Hoogleraar vasculaire neurochirurgie:
“Nieuwe techniek scheelt al gauw twee uur opereren”
De leerstoel was even vacant, maar sinds deze maand is Bart van der Zwan hoogleraar vasculaire neurochirurgie. Hij gaat zich aan de ene kant inzetten voor technische ontwikkelingen waardoor operaties minder ingrijpend worden en aan de andere kant op meer samenwerking tussen verschillende specialisten. Niet alleen in het UMC Utrecht, maar ook nationaal en internationaal. “Door het opzetten en onderhouden van goede netwerken kunnen we veel meer van elkaars kennis profiteren.”
Van der Zwan is geen nieuwkomer in het UMC Utrecht. “Nee, eigenlijk ben ik een plakker”, stelt hij lachend vast. Hij studeerde in Utrecht, is er gepromoveerd, volgde de opleiding tot neurochirurg en – na een uitstapje in enkele andere ziekenhuizen – werkt hij hier sinds 1996 als vasculair neurochirurg.

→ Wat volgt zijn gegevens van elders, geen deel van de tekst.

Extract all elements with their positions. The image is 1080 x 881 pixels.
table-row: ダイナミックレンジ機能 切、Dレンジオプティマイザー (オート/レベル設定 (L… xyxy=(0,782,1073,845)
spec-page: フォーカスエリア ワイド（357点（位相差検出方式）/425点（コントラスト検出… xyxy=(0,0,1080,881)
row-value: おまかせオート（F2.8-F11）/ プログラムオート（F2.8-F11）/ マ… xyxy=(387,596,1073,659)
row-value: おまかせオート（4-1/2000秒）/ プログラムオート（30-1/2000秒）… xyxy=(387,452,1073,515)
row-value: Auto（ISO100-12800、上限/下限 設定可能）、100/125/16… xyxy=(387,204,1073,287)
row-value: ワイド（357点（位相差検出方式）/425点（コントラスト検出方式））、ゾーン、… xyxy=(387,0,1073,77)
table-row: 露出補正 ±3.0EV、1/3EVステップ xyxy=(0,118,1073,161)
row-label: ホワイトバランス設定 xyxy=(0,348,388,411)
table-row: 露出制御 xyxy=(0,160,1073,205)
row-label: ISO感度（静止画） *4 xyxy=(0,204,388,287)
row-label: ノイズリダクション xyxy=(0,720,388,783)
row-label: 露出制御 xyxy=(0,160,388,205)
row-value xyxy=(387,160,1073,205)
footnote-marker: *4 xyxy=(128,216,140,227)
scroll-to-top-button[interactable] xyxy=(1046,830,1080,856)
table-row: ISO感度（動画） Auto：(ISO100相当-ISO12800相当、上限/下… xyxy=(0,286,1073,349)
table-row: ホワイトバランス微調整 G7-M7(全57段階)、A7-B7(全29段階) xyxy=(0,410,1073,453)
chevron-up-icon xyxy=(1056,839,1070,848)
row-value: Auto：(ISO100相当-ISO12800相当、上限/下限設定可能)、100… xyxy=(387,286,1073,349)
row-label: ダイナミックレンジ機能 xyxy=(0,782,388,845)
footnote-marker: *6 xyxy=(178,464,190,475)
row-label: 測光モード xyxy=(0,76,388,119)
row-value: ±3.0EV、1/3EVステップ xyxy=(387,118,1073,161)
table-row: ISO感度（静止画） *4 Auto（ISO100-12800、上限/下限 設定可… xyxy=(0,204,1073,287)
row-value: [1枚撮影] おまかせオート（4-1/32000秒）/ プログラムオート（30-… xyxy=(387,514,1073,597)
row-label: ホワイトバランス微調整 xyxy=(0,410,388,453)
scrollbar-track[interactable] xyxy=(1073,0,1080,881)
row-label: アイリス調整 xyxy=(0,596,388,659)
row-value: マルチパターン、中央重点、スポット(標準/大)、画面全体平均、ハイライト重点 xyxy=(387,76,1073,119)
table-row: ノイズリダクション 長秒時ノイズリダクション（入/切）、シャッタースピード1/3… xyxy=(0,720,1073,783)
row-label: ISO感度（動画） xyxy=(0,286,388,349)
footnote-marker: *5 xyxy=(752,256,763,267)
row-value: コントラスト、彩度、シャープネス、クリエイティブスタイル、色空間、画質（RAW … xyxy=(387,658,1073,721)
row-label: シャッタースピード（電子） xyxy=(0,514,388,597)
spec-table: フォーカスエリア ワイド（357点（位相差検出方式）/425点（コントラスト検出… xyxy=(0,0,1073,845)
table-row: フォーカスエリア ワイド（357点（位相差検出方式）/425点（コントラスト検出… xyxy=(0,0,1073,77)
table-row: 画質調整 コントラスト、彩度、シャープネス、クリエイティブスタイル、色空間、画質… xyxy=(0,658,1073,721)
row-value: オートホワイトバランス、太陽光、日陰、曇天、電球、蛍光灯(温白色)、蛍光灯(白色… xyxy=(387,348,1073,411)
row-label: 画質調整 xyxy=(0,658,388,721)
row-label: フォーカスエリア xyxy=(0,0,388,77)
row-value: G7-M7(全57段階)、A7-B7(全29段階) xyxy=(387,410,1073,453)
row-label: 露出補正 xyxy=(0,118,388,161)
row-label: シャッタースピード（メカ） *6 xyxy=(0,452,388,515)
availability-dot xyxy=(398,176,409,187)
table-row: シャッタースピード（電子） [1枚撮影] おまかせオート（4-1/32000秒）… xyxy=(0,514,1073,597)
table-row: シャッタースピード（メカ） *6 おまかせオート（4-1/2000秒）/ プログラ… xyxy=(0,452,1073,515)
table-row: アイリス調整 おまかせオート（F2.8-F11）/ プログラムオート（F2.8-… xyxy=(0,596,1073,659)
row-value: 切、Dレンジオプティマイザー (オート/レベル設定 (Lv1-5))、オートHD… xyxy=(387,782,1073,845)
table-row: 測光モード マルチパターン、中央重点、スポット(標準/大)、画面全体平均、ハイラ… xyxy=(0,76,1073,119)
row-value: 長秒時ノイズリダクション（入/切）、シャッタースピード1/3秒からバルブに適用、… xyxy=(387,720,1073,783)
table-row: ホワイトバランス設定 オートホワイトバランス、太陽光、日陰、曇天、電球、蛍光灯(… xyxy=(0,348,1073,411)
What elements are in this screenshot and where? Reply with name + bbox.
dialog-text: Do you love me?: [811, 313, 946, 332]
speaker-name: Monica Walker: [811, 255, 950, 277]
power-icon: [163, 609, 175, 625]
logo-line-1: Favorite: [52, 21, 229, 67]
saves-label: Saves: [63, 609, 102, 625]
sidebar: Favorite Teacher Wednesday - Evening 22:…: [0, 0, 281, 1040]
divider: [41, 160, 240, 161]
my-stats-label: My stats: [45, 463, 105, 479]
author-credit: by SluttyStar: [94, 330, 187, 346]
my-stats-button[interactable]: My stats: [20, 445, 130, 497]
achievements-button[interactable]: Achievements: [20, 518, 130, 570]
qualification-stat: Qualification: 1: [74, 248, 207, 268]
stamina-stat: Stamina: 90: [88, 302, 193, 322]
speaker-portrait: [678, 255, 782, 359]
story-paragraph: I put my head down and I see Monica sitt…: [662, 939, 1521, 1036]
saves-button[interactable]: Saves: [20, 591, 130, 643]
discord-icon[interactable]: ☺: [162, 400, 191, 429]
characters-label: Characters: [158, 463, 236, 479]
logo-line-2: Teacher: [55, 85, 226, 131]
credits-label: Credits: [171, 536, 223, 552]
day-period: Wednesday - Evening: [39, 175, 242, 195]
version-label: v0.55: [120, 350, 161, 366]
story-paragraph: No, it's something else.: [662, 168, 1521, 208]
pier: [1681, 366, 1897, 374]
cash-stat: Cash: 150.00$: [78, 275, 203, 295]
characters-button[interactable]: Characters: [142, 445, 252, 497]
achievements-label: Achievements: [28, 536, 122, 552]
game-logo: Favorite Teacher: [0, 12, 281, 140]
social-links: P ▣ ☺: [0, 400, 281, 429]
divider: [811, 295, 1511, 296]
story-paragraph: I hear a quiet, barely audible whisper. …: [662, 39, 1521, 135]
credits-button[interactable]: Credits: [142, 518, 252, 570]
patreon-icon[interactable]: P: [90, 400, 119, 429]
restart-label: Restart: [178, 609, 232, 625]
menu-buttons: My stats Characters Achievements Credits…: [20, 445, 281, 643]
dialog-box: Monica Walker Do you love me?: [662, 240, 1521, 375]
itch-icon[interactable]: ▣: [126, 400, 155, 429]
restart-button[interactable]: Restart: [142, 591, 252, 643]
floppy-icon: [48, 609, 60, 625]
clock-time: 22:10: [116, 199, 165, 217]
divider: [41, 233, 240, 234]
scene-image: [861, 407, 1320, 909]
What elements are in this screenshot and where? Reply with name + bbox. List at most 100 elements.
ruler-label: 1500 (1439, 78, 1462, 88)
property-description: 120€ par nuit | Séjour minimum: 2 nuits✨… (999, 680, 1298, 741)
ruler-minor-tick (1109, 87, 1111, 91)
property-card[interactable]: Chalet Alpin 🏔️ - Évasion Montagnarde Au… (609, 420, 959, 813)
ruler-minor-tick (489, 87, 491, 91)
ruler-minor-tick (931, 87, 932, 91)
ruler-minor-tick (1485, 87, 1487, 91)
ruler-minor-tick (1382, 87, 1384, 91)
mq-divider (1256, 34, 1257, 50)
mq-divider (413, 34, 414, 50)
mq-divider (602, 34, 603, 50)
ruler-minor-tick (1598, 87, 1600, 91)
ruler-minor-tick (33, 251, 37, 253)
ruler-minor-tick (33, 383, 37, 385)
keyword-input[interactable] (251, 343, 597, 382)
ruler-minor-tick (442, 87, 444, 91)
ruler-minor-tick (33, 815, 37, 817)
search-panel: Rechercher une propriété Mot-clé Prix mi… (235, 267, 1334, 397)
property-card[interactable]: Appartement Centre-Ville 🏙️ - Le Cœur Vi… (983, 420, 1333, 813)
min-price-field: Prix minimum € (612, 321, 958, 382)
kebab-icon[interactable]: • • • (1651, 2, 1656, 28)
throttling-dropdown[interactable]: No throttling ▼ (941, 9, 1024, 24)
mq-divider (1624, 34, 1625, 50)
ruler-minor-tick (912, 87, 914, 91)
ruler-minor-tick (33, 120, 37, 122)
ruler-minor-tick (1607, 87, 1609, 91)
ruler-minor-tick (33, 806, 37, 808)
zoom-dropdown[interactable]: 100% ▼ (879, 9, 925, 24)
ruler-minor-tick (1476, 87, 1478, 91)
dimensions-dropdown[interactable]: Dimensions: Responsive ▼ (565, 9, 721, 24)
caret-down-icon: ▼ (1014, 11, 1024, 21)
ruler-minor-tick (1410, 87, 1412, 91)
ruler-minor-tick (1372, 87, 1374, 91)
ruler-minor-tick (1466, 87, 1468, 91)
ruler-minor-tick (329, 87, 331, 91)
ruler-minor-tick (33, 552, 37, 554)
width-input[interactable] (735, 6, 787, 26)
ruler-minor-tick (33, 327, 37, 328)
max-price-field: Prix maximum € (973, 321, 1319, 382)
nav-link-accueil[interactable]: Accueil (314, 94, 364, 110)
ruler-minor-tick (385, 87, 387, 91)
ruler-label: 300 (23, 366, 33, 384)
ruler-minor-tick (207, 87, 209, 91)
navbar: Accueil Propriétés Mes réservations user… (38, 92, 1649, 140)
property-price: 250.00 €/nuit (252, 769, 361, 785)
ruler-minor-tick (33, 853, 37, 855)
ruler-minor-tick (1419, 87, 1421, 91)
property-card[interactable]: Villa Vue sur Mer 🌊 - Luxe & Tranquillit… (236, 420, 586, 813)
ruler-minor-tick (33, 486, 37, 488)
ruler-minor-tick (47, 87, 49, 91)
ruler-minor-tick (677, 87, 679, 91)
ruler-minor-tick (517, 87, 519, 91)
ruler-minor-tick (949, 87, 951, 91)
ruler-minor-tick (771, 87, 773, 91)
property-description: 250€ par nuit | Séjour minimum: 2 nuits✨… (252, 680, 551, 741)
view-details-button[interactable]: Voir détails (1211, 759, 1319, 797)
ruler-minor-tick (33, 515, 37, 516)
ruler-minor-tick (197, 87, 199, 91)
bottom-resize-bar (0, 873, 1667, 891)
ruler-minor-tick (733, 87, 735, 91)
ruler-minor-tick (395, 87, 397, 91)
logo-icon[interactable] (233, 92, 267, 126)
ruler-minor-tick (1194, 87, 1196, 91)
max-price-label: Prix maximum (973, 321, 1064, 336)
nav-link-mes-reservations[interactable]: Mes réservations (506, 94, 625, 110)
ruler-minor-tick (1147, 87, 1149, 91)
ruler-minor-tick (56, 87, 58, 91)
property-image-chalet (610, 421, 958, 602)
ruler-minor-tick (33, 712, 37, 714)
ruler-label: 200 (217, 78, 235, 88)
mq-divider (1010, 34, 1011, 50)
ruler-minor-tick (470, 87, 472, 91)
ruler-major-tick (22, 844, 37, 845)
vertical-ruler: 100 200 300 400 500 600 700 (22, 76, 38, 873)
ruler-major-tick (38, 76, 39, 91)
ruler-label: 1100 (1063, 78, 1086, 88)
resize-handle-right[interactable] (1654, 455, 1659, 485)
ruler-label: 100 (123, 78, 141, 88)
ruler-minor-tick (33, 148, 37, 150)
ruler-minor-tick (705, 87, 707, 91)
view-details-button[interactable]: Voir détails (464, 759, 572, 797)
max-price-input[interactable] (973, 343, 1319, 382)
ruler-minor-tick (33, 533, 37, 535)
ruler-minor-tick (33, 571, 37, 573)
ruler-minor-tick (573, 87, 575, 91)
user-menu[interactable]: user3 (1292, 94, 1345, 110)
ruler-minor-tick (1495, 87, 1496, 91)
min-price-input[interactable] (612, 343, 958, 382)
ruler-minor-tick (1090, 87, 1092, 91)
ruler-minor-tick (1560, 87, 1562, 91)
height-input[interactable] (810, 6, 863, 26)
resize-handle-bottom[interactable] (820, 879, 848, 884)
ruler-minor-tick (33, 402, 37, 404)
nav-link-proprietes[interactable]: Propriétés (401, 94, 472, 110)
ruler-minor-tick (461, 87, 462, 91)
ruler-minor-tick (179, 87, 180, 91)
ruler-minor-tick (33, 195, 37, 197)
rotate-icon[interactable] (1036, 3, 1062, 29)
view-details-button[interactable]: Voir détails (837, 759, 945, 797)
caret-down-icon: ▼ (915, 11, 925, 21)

Hij heeft dan ook alle ontwikkelingen in zijn vakgebied op de voet kunnen volgen. De belangrijkste: “de aneurysma’s die wij behandelen worden steeds ingewikkelder”. Een aneurysma is een uitstulping in de slagader. Als die in de hersenslagader zit en knapt is er sprake van een hersenbloeding. De meeste patiënten die voor een aneurysma worden behandeld, komen tegenwoordig bij de neuro-radioloog terecht die de coiling-techniek toepast. Hierbij vult de radioloog met een katheter via de lies, het aneurysma met dunne draadjes. Op die manier stroomt het bloed niet meer door maar langs het aneurysma door de slagader en stolt het aneurysma meestal dicht. In het UMCU ondergaat ongeveer zeventig procent van de patiënten met een gebloed aneurysmazo’n coiling. “Wij opereren alleen patiënten met meeringewikkelde aneurysma’s.”
En ook voor die ingewikkelde aneurysma’s raken de technieken steeds verfijnder. Zo werkt Van der Zwan al enige tijd aan de optimalisatie van de Elana-techniek. Met deze in het UMC Utrecht ontwikkelde techniek is het al jaren mogelijk om een bypass in de hersenen te maken, zonder de bloedsomloop te onderbreken. Dat laatste is essentieel in de hersenen. Bij deze techniek wordt een ringetje op een bloedvat gehecht. “Nu zijn we bezig met een variant waarbij het ringetje min of meer op het bloedvat wordt vastgeklikt. Dit maakt het hechten overbodig, wat al gauw twee uur opereren scheelt. Na veel onderzoek en ontwikkeling loopt er nu een studie waarin we deze techniek – Selana - in patiënten testen.”
Een ander onderzoek dat Van der Zwan wil starten is in hoeverre patiënten met een afgesloten halsslagader baat hebben bij een bypass. Nu krijgen deze mensen meestal geen neurochirurgische behandeling omdat een van de andere slagaderen de bloedvoorziening van de hersenen vaak overneemt. Een trial van zeven jaar geleden liet zien dat niet behandelen betere resultaten oplevert dan een bypass. Van der Zwan twijfelt er aan of dat voor alle patiënten geldt. “Op de eerste plaats zijn er wat kanttekeningen bij dat onderzoek te zetten en op de tweede plaats kom ik in de praktijk mensen tegen die meerdere tia’s per dag hebben. Hun bloedvoorziening schiet duidelijk te kort. Ik denk dat zij wel baat hebben bij een bypass. In dit onderzoek wil ik onder meer met nieuwe beeldvormende technieken de bloedvoorziening van de hersenen van deze patiënten in beeld brengen. Als de andere slagaderen de bloedvoorziening inderdaad goed overnemen is behandelen niet nodig. Maar wanneer de bloedvoorziening zichtbaar tekort schiet, moeten we misschien adviseren wel te behandelen.”
Een laatste plan van de nieuwe hoogleraar in de nabije toekomst is het verder versterken van de samenwerking met andere specialisten. “Niet alleen in het UMC Utrecht, maar ook nationaal en internationaal.” Hiervoor is hij lid en voorzitter van verschillende nationale en internationale commissies. “Nog niet zo lang geleden bevochten neurologen, neurochirurgen en vasculair neurochirurgen elkaar min of meer over wat tot wiens terrein behoorde. Nu zijn we steeds vaker zo ver dat we onze kennis delen, met elkaar discussiëren of patiënten bespreken. We moeten van elkaars kennis profiteren om zo voor iedere patiënt tot de beste behandeling te komen.’